The max_root_decomposition_size is enormous and does make this already take a long time. It's necessary because I care quite a lot about the fine, across-task structure of the posterior, which (as far as I've been able to tell) tends to be resolved poorly with the default value.

The weird thing is that, when applied at prediction time, model B (with the additive kernel) takes MUCH longer to run. I unfortunately don't have access to exact timings at the moment, but model class A makes predictions in seconds in this setting, whereas model class B takes 15+ minutes. The only thing that seems plausible to me is that this is related to the additive structure of the kernel; it does seem odd that this is not optimized, however. I have noticed some similar problems with the product structure of the spatial and task covariance, which is part of what's led me to do a single, big covariance calculation (that's a different story).

Do any of you have intuition as to why model class B takes so much longer to predict than A does?

gpleiss commented 5 years ago

@tadesautels - i made a notebook (attached) to try to reproduce these results. I trained GP models with 2000 training data points with 4 features.
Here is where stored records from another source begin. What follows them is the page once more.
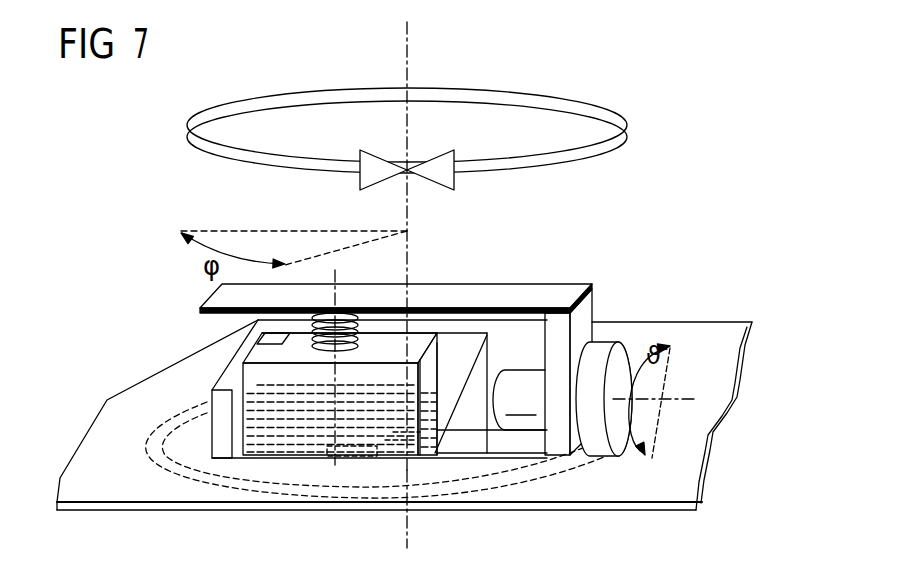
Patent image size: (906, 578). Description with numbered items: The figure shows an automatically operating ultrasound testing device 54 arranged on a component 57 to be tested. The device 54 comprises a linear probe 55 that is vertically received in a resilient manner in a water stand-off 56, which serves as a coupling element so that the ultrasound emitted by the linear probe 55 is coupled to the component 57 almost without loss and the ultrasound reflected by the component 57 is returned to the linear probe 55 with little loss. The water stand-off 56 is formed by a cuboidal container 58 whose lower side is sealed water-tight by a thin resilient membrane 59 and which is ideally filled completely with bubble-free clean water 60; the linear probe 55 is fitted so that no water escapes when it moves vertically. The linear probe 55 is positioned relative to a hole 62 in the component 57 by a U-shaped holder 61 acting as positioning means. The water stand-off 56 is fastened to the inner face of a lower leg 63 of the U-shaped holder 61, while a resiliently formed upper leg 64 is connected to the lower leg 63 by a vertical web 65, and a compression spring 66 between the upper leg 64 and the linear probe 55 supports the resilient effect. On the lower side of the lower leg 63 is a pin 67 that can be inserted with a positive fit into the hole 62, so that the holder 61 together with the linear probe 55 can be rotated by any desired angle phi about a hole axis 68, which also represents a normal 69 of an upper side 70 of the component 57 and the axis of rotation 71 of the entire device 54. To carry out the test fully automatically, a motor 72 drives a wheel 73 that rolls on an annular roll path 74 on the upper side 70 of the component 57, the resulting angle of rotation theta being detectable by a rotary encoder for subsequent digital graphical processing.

The device 54 is at (612, 87).
The linear probe 55 is at (259, 345).
The water stand-off 56 is at (192, 433).
The component 57 is at (698, 483).
The cuboidal container 58 is at (230, 381).
The resilient membrane 59 is at (274, 448).
The clean water 60 is at (308, 424).
The U-shaped holder 61 is at (588, 216).
The hole 62 is at (436, 458).
The lower leg 63 is at (529, 444).
The upper leg 64 is at (532, 294).
The vertical web 65 is at (588, 310).
The compression spring 66 is at (357, 328).
The pin 67 is at (420, 465).
The hole axis 68 is at (405, 538).
The normal 69 is at (409, 40).
The upper side 70 is at (702, 342).
The axis of rotation 71 is at (453, 246).
The motor 72 is at (519, 400).
The wheel 73 is at (628, 456).
The annular roll path 74 is at (183, 474).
On CPU A and B take the same amount of time. On GPU B takes about twice as long as A. Is this consistent with the results that you're seeing?

Hadamard_Additive_Timing.ipynb.zip

gpleiss commented 5 years ago

Hadamard_Additive_Timing (1).ipynb.zip

Sorry - realize that didn't have timing results for predictions. I'm seeing the same speed for A and B on prediction. Can you reproduce?

On another note - if the max_root_decomposition_size = N, then there's not really a point to using fast_pred_var. You'll probably get more stable (and slightly faster) results without using that flag.